Unique Protocol Identification Number
NCT00162825
Brief Title
Role of CD7 in Skin Inflammation and Psoriasis
Study Type
Observational

2. Study Status

Record Verification Date
June 2003
Overall Recruitment Status
Completed
Study Start Date
January 2004 (undefined)
Primary Completion Date
undefined (undefined)
Study Completion Date
December 2006 (Actual)

3. Sponsor/Collaborators

Name of the Sponsor
National Taiwan University Hospital

4. Oversight

5. Study Description

Brief Summary
Role of CD7 in skin inflammation and psoriasis
Detailed Description
Psoriasis is a debilitating, chronic inflammatory skin disorder characterized by scaly skin patches caused by infiltration of inflammatory cells into the dermis and epidermis, with secondary epidermal cell (keratinocyte) hyperproliferation. Psoriasis is a complex disease and a combination of genetic and environmental factors are likely to be causative. T-cell-mediated immune process, including cytokines (eg. IFN-γ) and chemokines, play an essential role in psoriasis.
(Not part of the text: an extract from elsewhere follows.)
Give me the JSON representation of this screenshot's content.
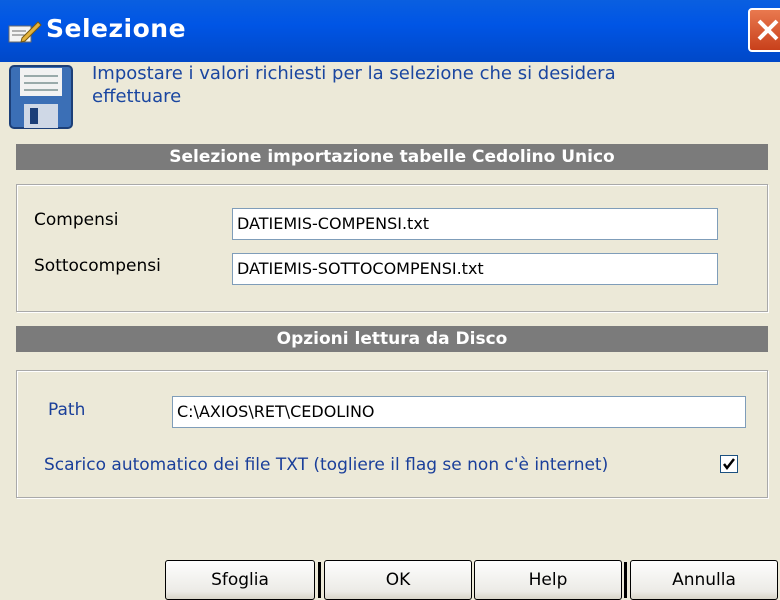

Susceptibility genes for psoriasis map to PSORS1 in the HLA region at chromosome 6p21, PSORS2 in the chromosome 17q24-q25, and others. Recently our colleagues in the Academia Sinica and we performed a genome-wide linkage analysis with polymorphic microsatellites in one five-generation affected psoriasis kindred, and the result revealed a close linkage at D17S928, close to CD7. CD7+ T cells produce IFN-γ when activated, and have been located in skin inflammatory lesions. Therefore, in this study we first want to examine the role of CD7 in skin inflammations conditions. CD7+ cells will be stimulated by a variety of methods, and will be used to treat keratinocyte cultures or be injected intradermally to mice. We will watch for skin inflammation and possible proliferation and changes in keratinocytes. Possible changes in CD7 function in patients with psoriasis will be explored, for example, polymorphisms of the CD7 gene may predispose skin inflammation and abnormal interaction with the keratinocytes. CD7- T cells, which could be derived from CD7+ cells and are enriched in skin inflammation lesions, secrete the Th2 cytokine IL-5. We are also interested in the mechanism and the consequences of this CD7 shift. We hope this study will be helpful in the understanding and management of skin inflammation conditions, including psoriasis.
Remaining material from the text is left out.